'Gluten-free' defined at last

Monterey County HeraldAugust 26, 2013 

The much-anticipated definition of the term “gluten-free” was just released by the U.S. Food and Drug Administration (FDA). At last. It is the final ruling that defines “gluten-free” on food labels from a law enacted in 2004 – the Food Allergen Labeling and Consumer Protection Act.

What’s the big deal? Celiac disease – an autoimmune disorder which requires the strict avoidance of gluten – affects an estimated 3 million Americans. (Gluten is a composite of proteins that occur naturally in wheat, rye and barley grains.) And some people are sensitive to gluten even without a clear diagnosis of celiac disease.

Until now, trying to figure out which foods were free of gluten was tricky since no standard existed for the term “gluten-free.” Finally, the definition exists. One thing the FDA is clear about: A food labeled “gluten-free” cannot contain any wheat, rye, barley or mixtures of these grains. And any incidental gluten in a food must be less than 20 parts per million (ppm) in order to carry the gluten-free label.

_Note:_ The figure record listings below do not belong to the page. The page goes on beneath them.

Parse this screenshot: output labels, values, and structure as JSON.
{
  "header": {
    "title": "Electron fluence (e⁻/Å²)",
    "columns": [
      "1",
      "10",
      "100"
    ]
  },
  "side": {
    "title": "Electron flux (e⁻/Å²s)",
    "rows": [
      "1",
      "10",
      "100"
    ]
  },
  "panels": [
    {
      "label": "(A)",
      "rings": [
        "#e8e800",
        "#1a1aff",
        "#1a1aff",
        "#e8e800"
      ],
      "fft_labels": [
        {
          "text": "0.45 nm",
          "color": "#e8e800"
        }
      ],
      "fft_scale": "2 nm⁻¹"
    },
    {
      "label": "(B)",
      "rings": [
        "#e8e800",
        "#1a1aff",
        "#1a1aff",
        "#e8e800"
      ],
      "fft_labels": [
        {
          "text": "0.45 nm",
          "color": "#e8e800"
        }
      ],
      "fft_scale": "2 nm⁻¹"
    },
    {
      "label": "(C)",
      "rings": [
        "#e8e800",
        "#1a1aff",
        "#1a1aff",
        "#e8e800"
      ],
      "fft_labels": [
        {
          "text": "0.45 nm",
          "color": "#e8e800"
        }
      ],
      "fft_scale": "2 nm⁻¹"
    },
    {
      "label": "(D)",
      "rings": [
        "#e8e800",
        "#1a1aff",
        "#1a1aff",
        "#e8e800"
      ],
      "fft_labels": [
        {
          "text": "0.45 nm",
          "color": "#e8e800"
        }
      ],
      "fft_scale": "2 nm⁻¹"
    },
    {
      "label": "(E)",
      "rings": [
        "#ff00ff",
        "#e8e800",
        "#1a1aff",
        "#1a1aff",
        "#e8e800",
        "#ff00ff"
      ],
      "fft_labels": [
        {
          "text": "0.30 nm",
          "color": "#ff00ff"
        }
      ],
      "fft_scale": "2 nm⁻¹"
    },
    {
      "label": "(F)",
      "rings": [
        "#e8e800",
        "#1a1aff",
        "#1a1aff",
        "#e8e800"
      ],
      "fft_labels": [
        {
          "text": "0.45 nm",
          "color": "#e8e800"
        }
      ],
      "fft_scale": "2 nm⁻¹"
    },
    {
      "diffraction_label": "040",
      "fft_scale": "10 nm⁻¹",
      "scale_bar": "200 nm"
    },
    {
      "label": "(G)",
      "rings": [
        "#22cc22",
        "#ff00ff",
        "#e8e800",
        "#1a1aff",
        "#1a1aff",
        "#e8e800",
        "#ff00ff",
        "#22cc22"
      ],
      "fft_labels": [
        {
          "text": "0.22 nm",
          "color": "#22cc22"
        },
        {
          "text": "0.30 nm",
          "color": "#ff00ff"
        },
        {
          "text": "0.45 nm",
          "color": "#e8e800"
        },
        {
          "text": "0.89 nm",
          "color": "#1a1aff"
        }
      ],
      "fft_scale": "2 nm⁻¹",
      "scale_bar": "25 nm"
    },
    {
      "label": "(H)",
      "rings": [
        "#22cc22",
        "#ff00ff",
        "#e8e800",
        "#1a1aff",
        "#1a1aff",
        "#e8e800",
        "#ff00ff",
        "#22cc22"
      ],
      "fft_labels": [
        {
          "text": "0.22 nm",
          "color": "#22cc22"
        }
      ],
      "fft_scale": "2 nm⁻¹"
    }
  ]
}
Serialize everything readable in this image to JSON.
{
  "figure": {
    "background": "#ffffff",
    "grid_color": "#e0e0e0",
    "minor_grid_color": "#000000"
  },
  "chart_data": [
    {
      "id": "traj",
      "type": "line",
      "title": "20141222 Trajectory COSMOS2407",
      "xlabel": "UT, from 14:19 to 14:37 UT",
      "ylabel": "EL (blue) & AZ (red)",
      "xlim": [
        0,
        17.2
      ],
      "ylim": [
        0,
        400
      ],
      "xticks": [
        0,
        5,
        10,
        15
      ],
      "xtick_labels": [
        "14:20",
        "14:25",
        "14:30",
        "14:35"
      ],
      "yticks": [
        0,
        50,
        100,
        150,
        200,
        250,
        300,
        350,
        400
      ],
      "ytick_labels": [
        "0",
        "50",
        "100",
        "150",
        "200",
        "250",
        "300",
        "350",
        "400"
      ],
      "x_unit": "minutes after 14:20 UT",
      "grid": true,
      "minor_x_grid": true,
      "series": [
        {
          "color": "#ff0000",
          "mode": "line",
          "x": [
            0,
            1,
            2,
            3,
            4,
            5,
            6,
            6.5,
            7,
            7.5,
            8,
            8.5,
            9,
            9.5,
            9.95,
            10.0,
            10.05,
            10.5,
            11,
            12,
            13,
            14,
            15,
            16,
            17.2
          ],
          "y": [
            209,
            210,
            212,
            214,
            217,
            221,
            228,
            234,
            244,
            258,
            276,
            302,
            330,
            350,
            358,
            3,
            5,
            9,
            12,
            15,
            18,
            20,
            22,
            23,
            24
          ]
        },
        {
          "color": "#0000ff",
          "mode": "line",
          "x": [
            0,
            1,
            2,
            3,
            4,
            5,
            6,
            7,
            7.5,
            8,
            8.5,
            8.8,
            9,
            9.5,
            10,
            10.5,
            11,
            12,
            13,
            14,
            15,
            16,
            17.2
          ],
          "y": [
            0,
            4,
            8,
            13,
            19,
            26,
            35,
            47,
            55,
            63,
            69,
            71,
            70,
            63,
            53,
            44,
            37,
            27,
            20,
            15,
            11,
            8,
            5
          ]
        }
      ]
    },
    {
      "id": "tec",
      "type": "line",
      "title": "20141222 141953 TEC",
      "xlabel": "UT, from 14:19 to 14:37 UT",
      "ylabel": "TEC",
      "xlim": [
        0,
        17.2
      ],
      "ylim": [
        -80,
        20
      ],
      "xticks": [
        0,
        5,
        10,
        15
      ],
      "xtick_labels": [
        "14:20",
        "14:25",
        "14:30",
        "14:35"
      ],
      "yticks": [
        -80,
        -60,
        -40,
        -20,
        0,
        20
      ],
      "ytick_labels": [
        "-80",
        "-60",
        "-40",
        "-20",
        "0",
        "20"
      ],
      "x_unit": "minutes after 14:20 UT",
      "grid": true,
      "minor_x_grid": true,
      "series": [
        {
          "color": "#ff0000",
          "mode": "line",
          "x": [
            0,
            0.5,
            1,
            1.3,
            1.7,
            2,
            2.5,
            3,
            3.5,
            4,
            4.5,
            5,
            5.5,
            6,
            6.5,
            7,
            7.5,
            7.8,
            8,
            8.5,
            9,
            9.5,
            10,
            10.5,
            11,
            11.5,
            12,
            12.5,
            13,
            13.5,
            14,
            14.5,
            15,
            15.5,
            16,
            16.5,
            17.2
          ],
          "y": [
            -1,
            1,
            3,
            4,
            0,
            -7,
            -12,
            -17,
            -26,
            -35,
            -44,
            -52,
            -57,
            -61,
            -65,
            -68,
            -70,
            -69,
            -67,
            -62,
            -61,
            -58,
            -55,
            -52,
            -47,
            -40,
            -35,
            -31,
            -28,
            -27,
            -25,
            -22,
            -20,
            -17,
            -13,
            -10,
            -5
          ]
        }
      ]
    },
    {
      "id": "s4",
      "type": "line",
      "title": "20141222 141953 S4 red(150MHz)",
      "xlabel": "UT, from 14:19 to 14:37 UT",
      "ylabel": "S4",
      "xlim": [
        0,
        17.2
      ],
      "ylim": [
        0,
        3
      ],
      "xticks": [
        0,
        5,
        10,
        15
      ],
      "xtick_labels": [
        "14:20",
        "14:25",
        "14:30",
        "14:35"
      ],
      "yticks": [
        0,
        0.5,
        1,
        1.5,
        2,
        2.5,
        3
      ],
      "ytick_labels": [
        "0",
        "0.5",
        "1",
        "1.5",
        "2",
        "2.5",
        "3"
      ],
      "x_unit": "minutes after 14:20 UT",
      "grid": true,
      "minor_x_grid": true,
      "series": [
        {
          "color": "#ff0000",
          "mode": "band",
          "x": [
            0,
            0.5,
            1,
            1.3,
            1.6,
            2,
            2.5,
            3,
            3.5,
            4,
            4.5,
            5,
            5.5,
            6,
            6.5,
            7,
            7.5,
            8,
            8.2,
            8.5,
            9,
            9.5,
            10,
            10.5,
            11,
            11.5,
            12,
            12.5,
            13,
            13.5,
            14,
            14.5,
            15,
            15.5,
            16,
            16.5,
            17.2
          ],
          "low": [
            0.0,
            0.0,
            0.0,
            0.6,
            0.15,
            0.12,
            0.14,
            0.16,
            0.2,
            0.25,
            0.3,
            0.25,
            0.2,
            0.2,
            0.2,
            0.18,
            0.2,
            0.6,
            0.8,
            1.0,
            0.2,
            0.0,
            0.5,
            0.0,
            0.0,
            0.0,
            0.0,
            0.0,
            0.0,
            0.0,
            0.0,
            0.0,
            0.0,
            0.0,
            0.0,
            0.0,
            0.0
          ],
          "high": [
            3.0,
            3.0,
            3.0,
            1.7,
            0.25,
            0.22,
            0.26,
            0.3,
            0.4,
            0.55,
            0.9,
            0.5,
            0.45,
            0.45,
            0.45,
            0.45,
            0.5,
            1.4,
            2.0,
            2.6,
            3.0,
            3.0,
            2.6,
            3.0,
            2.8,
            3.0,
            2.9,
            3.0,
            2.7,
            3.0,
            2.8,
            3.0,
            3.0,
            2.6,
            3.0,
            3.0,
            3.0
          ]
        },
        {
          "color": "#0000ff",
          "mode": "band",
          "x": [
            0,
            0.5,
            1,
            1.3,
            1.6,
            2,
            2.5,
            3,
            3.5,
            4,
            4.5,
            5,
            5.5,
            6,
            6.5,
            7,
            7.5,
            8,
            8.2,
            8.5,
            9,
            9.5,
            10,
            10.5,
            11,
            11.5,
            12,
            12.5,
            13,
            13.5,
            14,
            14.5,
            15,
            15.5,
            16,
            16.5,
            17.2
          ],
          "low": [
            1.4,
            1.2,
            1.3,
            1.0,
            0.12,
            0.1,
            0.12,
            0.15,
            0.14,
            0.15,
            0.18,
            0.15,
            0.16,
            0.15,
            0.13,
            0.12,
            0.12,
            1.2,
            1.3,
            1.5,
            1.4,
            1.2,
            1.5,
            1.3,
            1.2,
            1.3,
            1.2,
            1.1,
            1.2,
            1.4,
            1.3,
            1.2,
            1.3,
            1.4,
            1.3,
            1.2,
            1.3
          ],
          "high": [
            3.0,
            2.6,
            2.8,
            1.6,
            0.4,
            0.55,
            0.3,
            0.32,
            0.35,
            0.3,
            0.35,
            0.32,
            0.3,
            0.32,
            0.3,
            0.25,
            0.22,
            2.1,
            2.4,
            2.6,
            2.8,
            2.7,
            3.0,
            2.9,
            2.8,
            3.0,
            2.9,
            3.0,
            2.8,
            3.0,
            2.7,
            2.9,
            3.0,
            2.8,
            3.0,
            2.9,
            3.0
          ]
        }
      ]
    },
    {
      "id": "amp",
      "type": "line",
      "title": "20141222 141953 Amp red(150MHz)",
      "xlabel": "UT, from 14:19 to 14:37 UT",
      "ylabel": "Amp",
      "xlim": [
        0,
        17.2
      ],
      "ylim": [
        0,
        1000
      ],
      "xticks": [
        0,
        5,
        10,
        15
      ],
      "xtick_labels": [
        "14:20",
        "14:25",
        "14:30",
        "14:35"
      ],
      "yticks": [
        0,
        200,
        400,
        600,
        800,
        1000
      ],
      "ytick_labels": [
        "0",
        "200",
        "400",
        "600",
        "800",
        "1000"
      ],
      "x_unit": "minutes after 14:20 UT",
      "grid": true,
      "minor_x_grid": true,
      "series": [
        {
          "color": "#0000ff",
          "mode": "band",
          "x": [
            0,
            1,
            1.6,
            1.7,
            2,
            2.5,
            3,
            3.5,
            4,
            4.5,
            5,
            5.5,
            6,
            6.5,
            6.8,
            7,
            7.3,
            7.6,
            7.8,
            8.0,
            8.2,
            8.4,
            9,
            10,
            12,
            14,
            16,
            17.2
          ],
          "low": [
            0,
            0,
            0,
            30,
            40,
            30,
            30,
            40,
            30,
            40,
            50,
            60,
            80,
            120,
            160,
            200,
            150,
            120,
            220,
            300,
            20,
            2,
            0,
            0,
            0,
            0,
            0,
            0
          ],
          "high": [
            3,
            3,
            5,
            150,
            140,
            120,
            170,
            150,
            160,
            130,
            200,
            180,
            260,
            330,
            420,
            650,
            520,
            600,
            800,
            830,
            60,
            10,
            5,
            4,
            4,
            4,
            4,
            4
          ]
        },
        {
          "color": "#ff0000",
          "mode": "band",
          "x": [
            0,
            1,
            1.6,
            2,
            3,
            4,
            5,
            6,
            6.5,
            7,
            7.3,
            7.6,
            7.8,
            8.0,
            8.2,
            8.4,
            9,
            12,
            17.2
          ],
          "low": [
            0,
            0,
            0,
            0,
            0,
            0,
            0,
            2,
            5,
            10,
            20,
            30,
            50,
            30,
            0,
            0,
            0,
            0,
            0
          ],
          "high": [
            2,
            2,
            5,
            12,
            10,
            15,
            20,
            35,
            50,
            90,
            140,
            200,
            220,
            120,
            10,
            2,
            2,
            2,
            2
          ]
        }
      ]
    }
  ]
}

Why not “zero” gluten instead of the allowed 20 ppm? No scientifically validated method exists that can reliably detect gluten at a level lower than 20 parts per million. And research suggests that most individuals with celiac disease can tolerate occasional trace amounts of gluten (less than 20 ppm) with no adverse effects.

Any food that makes the “gluten-free” claim must abide by this new definition. Any food regulated by the FDA, that is. Meats, poultry, some egg products and alcohol are excluded from the “gluten-free” rule because they are regulated by other agencies, not the FDA. Manufacturers have until August 2014 to get their gluten-free labeling act together, says the FDA.